MPQA Annotation Scheme Details

  • Annotation Sets and Types

    Annotations in a document are organized by GATE into sets. The MPQA set contains the annotation types in the MPQA schema. This is the annotation set you will be working with. There also may be some Default annotations, if you have used GATE to tokenize or otherwise process a document. Similarly, if the document was an html or xml document to begin with, there will be a set of Original markups.

    Below, the MPQA annotation types are listed with brief descriptions of their possible features.

    agent

    • id - A unique identifier assigned by the annotator to the first meaningful and descriptive reference to an agent. This id is case sensitive. When annotating a later mention of the same referent as an agent, there is no need to re-specify the id.

    • nested-source - Added to an agent annotation when the agent reference is the source of a private state/speech event. It is a list of agent ids beginning with the writer and ending with the id for the immediate agent being referenced. For instance, w,smith,miller would capture the idea that the writer quotes somebody called Smith who in turn quotes somebody called Miller.

    • agent-uncertain - Use when you are uncertain as to whether or not the agent is the correct source of a private state/speech event.

      Possible values: somewhat-uncertain, very-uncertain

    expressive-subjectivity

    • intensity - The strength of the expressive-subjective element.

      Possible values: low, medium, high, extreme

    • polarity - Attribute for marking the polarity of the expression, in context, according to the nested-source.

      Possible values: negative, positive, both, neutral, uncertain-negative, uncertain-positive, uncertain-both, uncertain-neutral

    • es-uncertain - Use when you are uncertain as to whether or not the word or phrase you are annotating is an expressive-subjective element.

      Possible values: somewhat-uncertain, very-uncertain

    • nested-source - Agent that is the source of the private state indirectly indicated by the expressive-subjective element. It is a list of agent ids beginning with the writer and ending with the id for the immediate agent that is the source.

    • nested-source-uncertain - Use when you are uncertain as to whether or not the agent is the correct source for the private state indirectly indicated by the expressive-subjective element.

      Possible values: somewhat-uncertain, very-uncertain

    direct-subjective

    • nested-source - Agent that is the source of the private state/speech event. It is a list of agent ids beginning with the writer and ending with the id for the immediate agent being referenced.

    • implicit - Add this feature when you annotate a (zero) span of text for an implicit speech or thought. For example, there may be quoted speech without a "said" where the speaker is implicit from the previous sentence. In this case, make the first quote or word at the beginning a direct-subjective and use this feature.

    • expression-intensity - Strength of the private state being expressed by the direct-subjective expression. To give you an idea, `said' is neutral, `thinks' is low, `criticized' or `fears' is medium, and something like `blasted' in the verbal sense is probably high.

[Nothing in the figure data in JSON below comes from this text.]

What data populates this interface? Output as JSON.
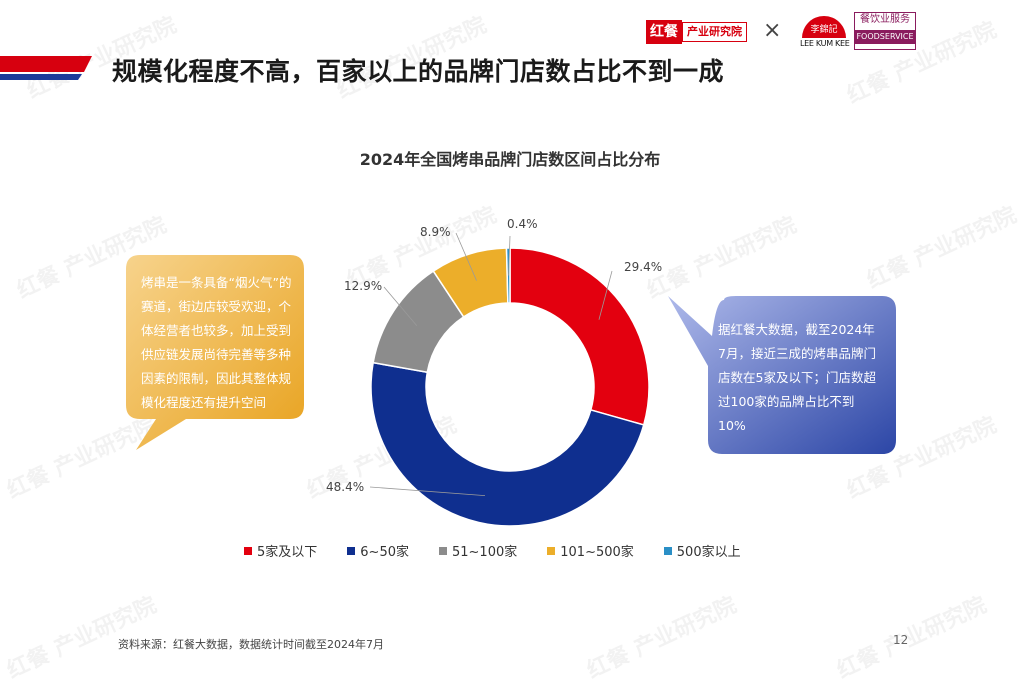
{
  "header": {
    "title": "规模化程度不高，百家以上的品牌门店数占比不到一成",
    "logos": {
      "hongcan_main": "红餐",
      "hongcan_sub": "产业研究院",
      "cross": "×",
      "lkk_name": "LEE KUM KEE",
      "lkk_cn": "李錦記",
      "foodservice_cn": "餐饮业服务",
      "foodservice_en": "FOODSERVICE"
    }
  },
  "watermark_text": "红餐 产业研究院",
  "chart_data": {
    "type": "pie",
    "title": "2024年全国烤串品牌门店数区间占比分布",
    "categories": [
      "5家及以下",
      "6~50家",
      "51~100家",
      "101~500家",
      "500家以上"
    ],
    "values": [
      29.4,
      48.4,
      12.9,
      8.9,
      0.4
    ],
    "value_labels": [
      "29.4%",
      "48.4%",
      "12.9%",
      "8.9%",
      "0.4%"
    ],
    "colors": [
      "#e3000f",
      "#0f2f8f",
      "#8c8c8c",
      "#ecae2a",
      "#2a8fc6"
    ],
    "donut": true,
    "start_angle_deg": 0,
    "direction": "clockwise",
    "legend_position": "bottom"
  },
  "callouts": {
    "left": "烤串是一条具备“烟火气”的赛道，街边店较受欢迎，个体经营者也较多，加上受到供应链发展尚待完善等多种因素的限制，因此其整体规模化程度还有提升空间",
    "right": "据红餐大数据，截至2024年7月，接近三成的烤串品牌门店数在5家及以下；门店数超过100家的品牌占比不到10%"
  },
  "footer": {
    "source": "资料来源：红餐大数据，数据统计时间截至2024年7月",
    "page_number": "12"
  }
}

      Possible values: neutral, low, medium, high, extreme.

    • polarity - Attribute for marking the polarity of the direct-subjective expression, in context.

      Possible values: negative, positive, both, neutral, uncertain-negative, uncertain-positive, uncertain-both, uncertain-neutral

    • intensity - The overall strength of the private state being expressed. Think of this as the union of the intensity of the expressions plus the strength of the private state being expressed by the expressive-subjective elements.

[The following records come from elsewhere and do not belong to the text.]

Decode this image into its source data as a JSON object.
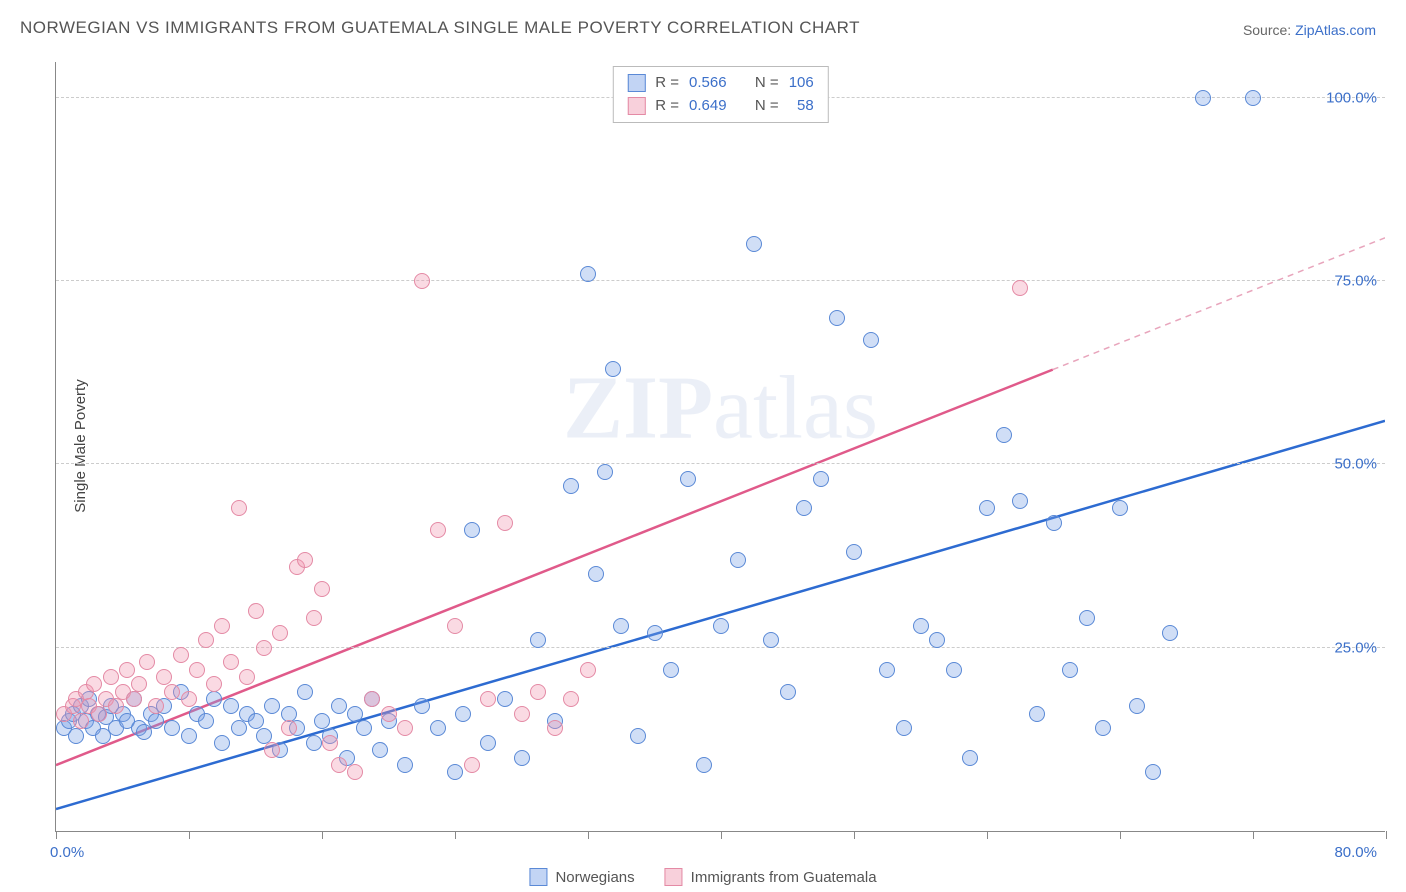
{
  "title": "NORWEGIAN VS IMMIGRANTS FROM GUATEMALA SINGLE MALE POVERTY CORRELATION CHART",
  "source_label": "Source: ",
  "source_name": "ZipAtlas.com",
  "ylabel": "Single Male Poverty",
  "watermark": "ZIPatlas",
  "chart": {
    "type": "scatter",
    "xlim": [
      0,
      80
    ],
    "ylim": [
      0,
      105
    ],
    "x_axis_labels": {
      "left": "0.0%",
      "right": "80.0%"
    },
    "y_gridlines": [
      25,
      50,
      75,
      100
    ],
    "y_tick_labels": [
      "25.0%",
      "50.0%",
      "75.0%",
      "100.0%"
    ],
    "x_ticks": [
      0,
      8,
      16,
      24,
      32,
      40,
      48,
      56,
      64,
      72,
      80
    ],
    "background_color": "#ffffff",
    "grid_color": "#cccccc",
    "axis_color": "#888888",
    "tick_label_color": "#3b6fc9",
    "marker_radius": 8,
    "marker_border_width": 1.2,
    "series": [
      {
        "name": "Norwegians",
        "fill": "rgba(120,160,230,0.35)",
        "stroke": "#5a89d6",
        "r_value": "0.566",
        "n_value": "106",
        "trend": {
          "x1": 0,
          "y1": 3,
          "x2": 80,
          "y2": 56,
          "color": "#2d6bd1",
          "width": 2.5,
          "dash": "none"
        },
        "points": [
          [
            0.5,
            14
          ],
          [
            0.8,
            15
          ],
          [
            1,
            16
          ],
          [
            1.2,
            13
          ],
          [
            1.5,
            17
          ],
          [
            1.8,
            15
          ],
          [
            2,
            18
          ],
          [
            2.2,
            14
          ],
          [
            2.5,
            16
          ],
          [
            2.8,
            13
          ],
          [
            3,
            15.5
          ],
          [
            3.3,
            17
          ],
          [
            3.6,
            14
          ],
          [
            4,
            16
          ],
          [
            4.3,
            15
          ],
          [
            4.7,
            18
          ],
          [
            5,
            14
          ],
          [
            5.3,
            13.5
          ],
          [
            5.7,
            16
          ],
          [
            6,
            15
          ],
          [
            6.5,
            17
          ],
          [
            7,
            14
          ],
          [
            7.5,
            19
          ],
          [
            8,
            13
          ],
          [
            8.5,
            16
          ],
          [
            9,
            15
          ],
          [
            9.5,
            18
          ],
          [
            10,
            12
          ],
          [
            10.5,
            17
          ],
          [
            11,
            14
          ],
          [
            11.5,
            16
          ],
          [
            12,
            15
          ],
          [
            12.5,
            13
          ],
          [
            13,
            17
          ],
          [
            13.5,
            11
          ],
          [
            14,
            16
          ],
          [
            14.5,
            14
          ],
          [
            15,
            19
          ],
          [
            15.5,
            12
          ],
          [
            16,
            15
          ],
          [
            16.5,
            13
          ],
          [
            17,
            17
          ],
          [
            17.5,
            10
          ],
          [
            18,
            16
          ],
          [
            18.5,
            14
          ],
          [
            19,
            18
          ],
          [
            19.5,
            11
          ],
          [
            20,
            15
          ],
          [
            21,
            9
          ],
          [
            22,
            17
          ],
          [
            23,
            14
          ],
          [
            24,
            8
          ],
          [
            24.5,
            16
          ],
          [
            25,
            41
          ],
          [
            26,
            12
          ],
          [
            27,
            18
          ],
          [
            28,
            10
          ],
          [
            29,
            26
          ],
          [
            30,
            15
          ],
          [
            31,
            47
          ],
          [
            32,
            76
          ],
          [
            32.5,
            35
          ],
          [
            33,
            49
          ],
          [
            33.5,
            63
          ],
          [
            34,
            28
          ],
          [
            35,
            13
          ],
          [
            36,
            27
          ],
          [
            37,
            22
          ],
          [
            38,
            48
          ],
          [
            39,
            9
          ],
          [
            40,
            28
          ],
          [
            41,
            37
          ],
          [
            42,
            80
          ],
          [
            43,
            26
          ],
          [
            44,
            19
          ],
          [
            45,
            44
          ],
          [
            46,
            48
          ],
          [
            47,
            70
          ],
          [
            48,
            38
          ],
          [
            49,
            67
          ],
          [
            50,
            22
          ],
          [
            51,
            14
          ],
          [
            52,
            28
          ],
          [
            53,
            26
          ],
          [
            54,
            22
          ],
          [
            55,
            10
          ],
          [
            56,
            44
          ],
          [
            57,
            54
          ],
          [
            58,
            45
          ],
          [
            59,
            16
          ],
          [
            60,
            42
          ],
          [
            61,
            22
          ],
          [
            62,
            29
          ],
          [
            63,
            14
          ],
          [
            64,
            44
          ],
          [
            65,
            17
          ],
          [
            66,
            8
          ],
          [
            67,
            27
          ],
          [
            69,
            100
          ],
          [
            72,
            100
          ]
        ]
      },
      {
        "name": "Immigrants from Guatemala",
        "fill": "rgba(240,150,175,0.35)",
        "stroke": "#e48aa5",
        "r_value": "0.649",
        "n_value": "58",
        "trend_solid": {
          "x1": 0,
          "y1": 9,
          "x2": 60,
          "y2": 63,
          "color": "#e05a8a",
          "width": 2.5
        },
        "trend_dash": {
          "x1": 60,
          "y1": 63,
          "x2": 80,
          "y2": 81,
          "color": "#e8a5bc",
          "width": 1.5
        },
        "points": [
          [
            0.5,
            16
          ],
          [
            1,
            17
          ],
          [
            1.2,
            18
          ],
          [
            1.5,
            15
          ],
          [
            1.8,
            19
          ],
          [
            2,
            17
          ],
          [
            2.3,
            20
          ],
          [
            2.6,
            16
          ],
          [
            3,
            18
          ],
          [
            3.3,
            21
          ],
          [
            3.6,
            17
          ],
          [
            4,
            19
          ],
          [
            4.3,
            22
          ],
          [
            4.7,
            18
          ],
          [
            5,
            20
          ],
          [
            5.5,
            23
          ],
          [
            6,
            17
          ],
          [
            6.5,
            21
          ],
          [
            7,
            19
          ],
          [
            7.5,
            24
          ],
          [
            8,
            18
          ],
          [
            8.5,
            22
          ],
          [
            9,
            26
          ],
          [
            9.5,
            20
          ],
          [
            10,
            28
          ],
          [
            10.5,
            23
          ],
          [
            11,
            44
          ],
          [
            11.5,
            21
          ],
          [
            12,
            30
          ],
          [
            12.5,
            25
          ],
          [
            13,
            11
          ],
          [
            13.5,
            27
          ],
          [
            14,
            14
          ],
          [
            14.5,
            36
          ],
          [
            15,
            37
          ],
          [
            15.5,
            29
          ],
          [
            16,
            33
          ],
          [
            16.5,
            12
          ],
          [
            17,
            9
          ],
          [
            18,
            8
          ],
          [
            19,
            18
          ],
          [
            20,
            16
          ],
          [
            21,
            14
          ],
          [
            22,
            75
          ],
          [
            23,
            41
          ],
          [
            24,
            28
          ],
          [
            25,
            9
          ],
          [
            26,
            18
          ],
          [
            27,
            42
          ],
          [
            28,
            16
          ],
          [
            29,
            19
          ],
          [
            30,
            14
          ],
          [
            31,
            18
          ],
          [
            32,
            22
          ],
          [
            58,
            74
          ]
        ]
      }
    ]
  },
  "legend_top_labels": {
    "R": "R =",
    "N": "N ="
  },
  "legend_bottom": [
    {
      "label": "Norwegians",
      "fill": "rgba(120,160,230,0.45)",
      "stroke": "#5a89d6"
    },
    {
      "label": "Immigrants from Guatemala",
      "fill": "rgba(240,150,175,0.45)",
      "stroke": "#e48aa5"
    }
  ]
}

      Possible values: neutral, low, medium, high, extreme

    • attitude-link -This contains a list of the ids of all attitudes that are associated with the private state expressed by the direct-subjective

    • insubstantial - Use when the private state/speech event is not significant or not particular, based on the criteria for significant and particular in the annotation instructions. Type in all criteria that it fails to pass: c1 and/or c2 and/or c3.

    • subjective-uncertain- Use when you are uncertain, in context, whether the word or phrase ought not to be treated as an objective-speech event.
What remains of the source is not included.